All drugs may cause side effects. However, many people have no side effects or only have minor side effects. Call your child’s doctor or get medical help if any of these side effects or any other side effects bother your child or do not go away:
- Bone or joint pain.
- Stomach pain.
- Feeling tired or weak.
- Signs of a common cold.
- Trouble sleeping.
- Weight loss.
- Diarrhea, throwing up, upset stomach, and feeling less hungry are common with this drug. If these happen, talk with your child’s doctor about ways to lower these side effects. Call your child’s doctor right away if any of these effects bother your child, do not get better, or are severe.
These are not all of the side effects that may occur. If you have questions about side effects, call your child’s doctor. Call your child’s doctor for medical advice about side effects.
You may report side effects to your national health agency.
Give this drug as ordered by your child’s doctor. Read all information given to you. Follow all instructions closely.
- It is given as an infusion into a vein over a period of time.
- Call your child’s doctor to find out what to do.
- If you need to store this drug at home, talk with your child’s doctor, nurse, or pharmacist about how to store it.
- If your child’s symptoms or health problems do not get better or if they become worse, call your child’s doctor.
- Do not share your child’s drug with others and do not give anyone else’s drug to your child.
- Keep all drugs in a safe place. Keep all drugs out of the reach of children and pets.
- Throw away unused or expired drugs. Do not flush down a toilet or pour down a drain unless you are told to do so. Check with your pharmacist if you have questions about the best way to throw out drugs. There may be drug take-back programs in your area.
- Some drugs may have another patient information leaflet. If you have any questions about this drug, please talk with your doctor, nurse, pharmacist, or other health care provider.
- If you think there has been an overdose, call your poison control center or get medical care right away. Be ready to tell or show what was taken, how much, and when it happened.

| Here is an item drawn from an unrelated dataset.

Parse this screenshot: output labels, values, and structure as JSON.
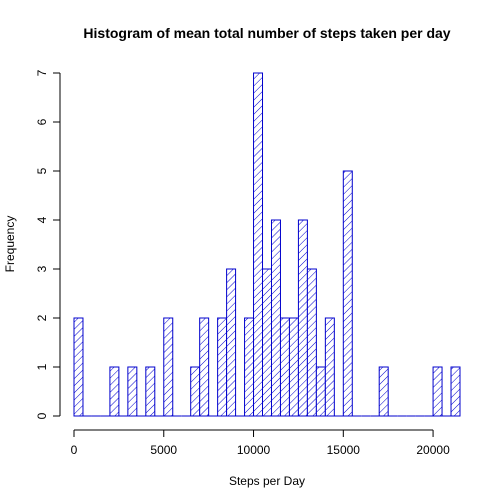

This information should not be used to decide whether or not to take this medicine or any other medicine. Only the healthcare provider has the knowledge and training to decide which medicines are right for a specific patient. This information does not endorse any medicine as safe, effective, or approved for treating any patient or health condition. This is only a brief summary of general information about this medicine. It does NOT include all information about the possible uses, directions, warnings, precautions, interactions, adverse effects, or risks that may apply to this medicine. This information is not specific medical advice and does not replace information you receive from the healthcare provider. You must talk with the healthcare provider for complete information about the risks and benefits of using this medicine.